— Это даже цинизм... — проговорил Брыкович, смягчившись от умильного тона Халявкина. — Есть вещи, о которых не говорят в такой форме...
— Ну, ну... не буду! Мамаша, не буду! Руку!
— Тем более что я не подавал повода... — продолжал Брыкович обиженным тоном, окончательно смягчившись, но руки не протянул. — Я не сделал вам ничего дурного.
— Действительно, не следовало бы по... поднимать этого щекотливого вопроса... Сболтнул спьяна и сдуру... Прости, мамочка! Действительно, скотина! Сейчас я намочу холодной водой голову и буду трезв.
— И без того мерзко, отвратительно живётся, а тут вы ещё с вашими оскорблениями! — говорил Брыкович, возбуждённо шагая по номеру. — Никто не видит истины, и всякий думает и болтает, что хочет. Воображаю, что за глаза говорится тут в номерах! Воображаю! Правда, я не прав, я виноват: глупо с моей стороны было набрасываться на вас в полночь из-за денег; виноват, но... надо же извинить, войти в положение, а... вы бросаете в лицо грязными намёками!
— Голубушка, да ведь пьян! Каюсь и чувствую. Честное слово, чувствую! Мамочка, и деньги отдам! Как только получу первого числа, так и отдам! Значит, мир и согласие?! Браво! Ах, душа моя, люблю образованных людей! Сам в консерватосерватории... не выговоришь, черт!.. учился...
Халявкин прослезился, поймал за рукав шагавшего Брыковича и поцеловал его в щеку.
— Эх, милый друг, пьян я, как курицын сын, а все понимаю! Мамаша, прикажи коридорному подать первой скрипке самовар! У вас тут такой закон, что после одиннадцати часов и по коридору не гуляй, и самовара не проси; а после театра страсть как чаю хочется!
Брыкович подавил пуговку звонка.
— Тимофей, подай господину Халявкину самовар! — сказал он явившемуся коридорному.

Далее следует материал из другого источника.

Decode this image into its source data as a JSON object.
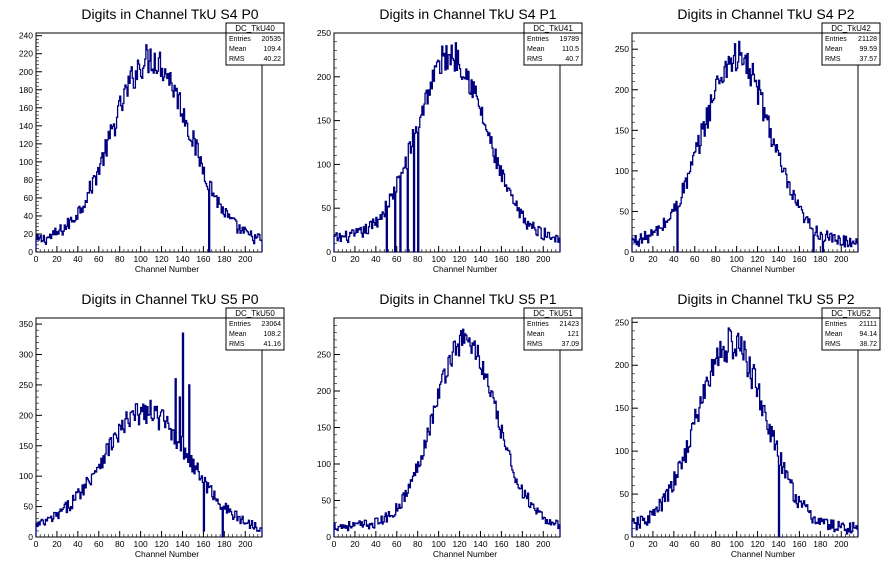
{
  "chart_data": [
    {
      "type": "histogram",
      "title": "Digits in Channel TkU S4 P0",
      "xlabel": "Channel Number",
      "ylabel": "",
      "xlim": [
        0,
        216
      ],
      "ylim": [
        0,
        243
      ],
      "xticks": [
        0,
        20,
        40,
        60,
        80,
        100,
        120,
        140,
        160,
        180,
        200
      ],
      "yticks": [
        0,
        20,
        40,
        60,
        80,
        100,
        120,
        140,
        160,
        180,
        200,
        220,
        240
      ],
      "stats": {
        "name": "DC_TkU40",
        "entries": "20535",
        "mean": "109.4",
        "rms": "40.22"
      },
      "profile": {
        "mu": 110,
        "sigma": 37,
        "peak": 215,
        "base": 10
      },
      "spikes": [
        [
          165,
          0
        ]
      ],
      "noise": 12
    },
    {
      "type": "histogram",
      "title": "Digits in Channel TkU S4 P1",
      "xlabel": "Channel Number",
      "ylabel": "",
      "xlim": [
        0,
        216
      ],
      "ylim": [
        0,
        250
      ],
      "xticks": [
        0,
        20,
        40,
        60,
        80,
        100,
        120,
        140,
        160,
        180,
        200
      ],
      "yticks": [
        0,
        50,
        100,
        150,
        200,
        250
      ],
      "stats": {
        "name": "DC_TkU41",
        "entries": "19789",
        "mean": "110.5",
        "rms": "40.7"
      },
      "profile": {
        "mu": 112,
        "sigma": 33,
        "peak": 225,
        "base": 15
      },
      "spikes": [
        [
          50,
          0
        ],
        [
          58,
          0
        ],
        [
          63,
          0
        ],
        [
          70,
          0
        ],
        [
          76,
          0
        ],
        [
          80,
          0
        ]
      ],
      "noise": 12
    },
    {
      "type": "histogram",
      "title": "Digits in Channel TkU S4 P2",
      "xlabel": "Channel Number",
      "ylabel": "",
      "xlim": [
        0,
        216
      ],
      "ylim": [
        0,
        270
      ],
      "xticks": [
        0,
        20,
        40,
        60,
        80,
        100,
        120,
        140,
        160,
        180,
        200
      ],
      "yticks": [
        0,
        50,
        100,
        150,
        200,
        250
      ],
      "stats": {
        "name": "DC_TkU42",
        "entries": "21128",
        "mean": "99.59",
        "rms": "37.57"
      },
      "profile": {
        "mu": 100,
        "sigma": 32,
        "peak": 240,
        "base": 12
      },
      "spikes": [
        [
          43,
          0
        ],
        [
          173,
          0
        ],
        [
          182,
          0
        ]
      ],
      "noise": 14
    },
    {
      "type": "histogram",
      "title": "Digits in Channel TkU S5 P0",
      "xlabel": "Channel Number",
      "ylabel": "",
      "xlim": [
        0,
        216
      ],
      "ylim": [
        0,
        360
      ],
      "xticks": [
        0,
        20,
        40,
        60,
        80,
        100,
        120,
        140,
        160,
        180,
        200
      ],
      "yticks": [
        0,
        50,
        100,
        150,
        200,
        250,
        300,
        350
      ],
      "stats": {
        "name": "DC_TkU50",
        "entries": "23064",
        "mean": "108.2",
        "rms": "41.16"
      },
      "profile": {
        "mu": 105,
        "sigma": 42,
        "peak": 205,
        "base": 10
      },
      "spikes": [
        [
          140,
          335
        ],
        [
          133,
          260
        ],
        [
          146,
          250
        ],
        [
          137,
          230
        ],
        [
          160,
          10
        ],
        [
          178,
          0
        ]
      ],
      "noise": 14
    },
    {
      "type": "histogram",
      "title": "Digits in Channel TkU S5 P1",
      "xlabel": "Channel Number",
      "ylabel": "",
      "xlim": [
        0,
        216
      ],
      "ylim": [
        0,
        300
      ],
      "xticks": [
        0,
        20,
        40,
        60,
        80,
        100,
        120,
        140,
        160,
        180,
        200
      ],
      "yticks": [
        0,
        50,
        100,
        150,
        200,
        250
      ],
      "stats": {
        "name": "DC_TkU51",
        "entries": "21423",
        "mean": "121",
        "rms": "37.09"
      },
      "profile": {
        "mu": 125,
        "sigma": 30,
        "peak": 270,
        "base": 15
      },
      "spikes": [
        [
          185,
          60
        ]
      ],
      "noise": 12
    },
    {
      "type": "histogram",
      "title": "Digits in Channel TkU S5 P2",
      "xlabel": "Channel Number",
      "ylabel": "",
      "xlim": [
        0,
        216
      ],
      "ylim": [
        0,
        255
      ],
      "xticks": [
        0,
        20,
        40,
        60,
        80,
        100,
        120,
        140,
        160,
        180,
        200
      ],
      "yticks": [
        0,
        50,
        100,
        150,
        200,
        250
      ],
      "stats": {
        "name": "DC_TkU52",
        "entries": "21111",
        "mean": "94.14",
        "rms": "38.72"
      },
      "profile": {
        "mu": 95,
        "sigma": 33,
        "peak": 225,
        "base": 10
      },
      "spikes": [
        [
          140,
          0
        ]
      ],
      "noise": 14
    }
  ],
  "stat_labels": {
    "entries": "Entries",
    "mean": "Mean",
    "rms": "RMS"
  },
  "colors": {
    "line": "#00007f",
    "frame": "#000000",
    "background": "#ffffff"
  }
}
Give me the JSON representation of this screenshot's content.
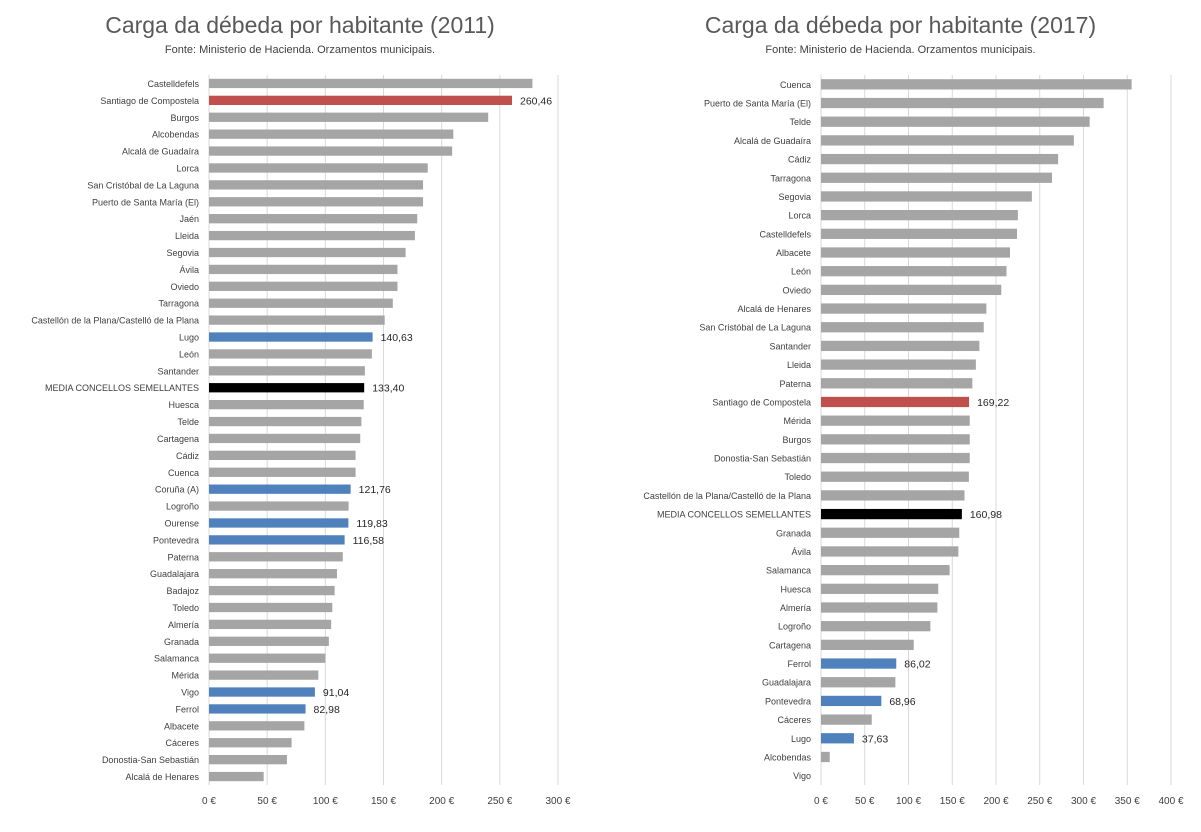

— Нельзя-с! — пробасил Тимофей. — Барыня не велела после одиннадцати часов самовар подавать.
— Так я тебе приказываю! — крикнул Брыкович бледнея.
— Что ж тут приказывать, коли не велено... — проворчал коридорный, выходя из номера. — Не велено, так и нельзя. Чего тут!..
Брыкович прикусил губу и отвернулся к окну.
— Положение-с! — вздохнул Халявкин. — М-да, нечего сказать... Ну, да меня конфузиться нечего, я ведь понимаю... всю душу насквозь. Знаем мы эту психологию... Что ж, поневоле будешь водку пить, коли чаю не дают! Выпьешь водочки, а?
Халявкин достал с окна водку, колбасу и расположился на диване, чтобы начать пить и закусывать. Брыкович печально глядел на пьянчугу и слушал его нескончаемую болтовню. Быть может, оттого, что при виде косматой головы, сороковушки и дешёвой колбасы он вспомнил своё недавнее прошлое, когда он был так же беден, но свободен, и его лицо стало ещё мрачнее, и захотелось выпить. Он подошёл к столу, выпил рюмку и крякнул.
— Скверно живётся! — сказал он и мотнул головой. — Мерзко! Вот вы меня сейчас оскорбили, коридорный оскорбил... и так без конца! А за что! Так, в сущности, ни за что...
После третьей Брыкович сел на диван и задумался, подперев руками голову, потом печально вздохнул и сказал:
— Ошибся! Ох, как ошибся! Продал я и молодость, и карьеру, и принципы, — вот и мстит мне теперь жизнь. Отчаянно мстит!
От водки и печальных мыслей он стал очень бледен и, казалось, даже похудел. Он несколько раз в отчаянии хватал себя за голову и говорил: «О, что за жизнь, если бы ты знал!»
— А признайся, скажи по совести, — спросил он, глядя пристально в лицо Халявкину, — скажи по совести, как вообще... относятся ко мне тут? Что говорят студенты, которые живут в этих номерах? Небось слыхал ведь...
— Слыхал...
— Что же?
— Ничего не говорят, а так... презирают.
Новые приятели больше уже ни о чем не говорили. Они разошлись только на рассвете, когда в коридоре стали топить печи.
— А ты ей ничего... не плати... — бормотал Брыкович уходя. — Не плати ей ни копейки!.. Пусть...
Халявкин свалился на диван и, положив голову на футляр со скрипкой, громко захрапел.
В следующую полночь они опять сошлись...
Брыкович, вкусивший сладость дружеских возлияний, не пропускает уже ни одной ночи, и если не застаёт Халявкина, то заходит в другой какой-нибудь номер, где жалуется на судьбу и пьёт, пьёт и опять жалуется — и так каждую ночь.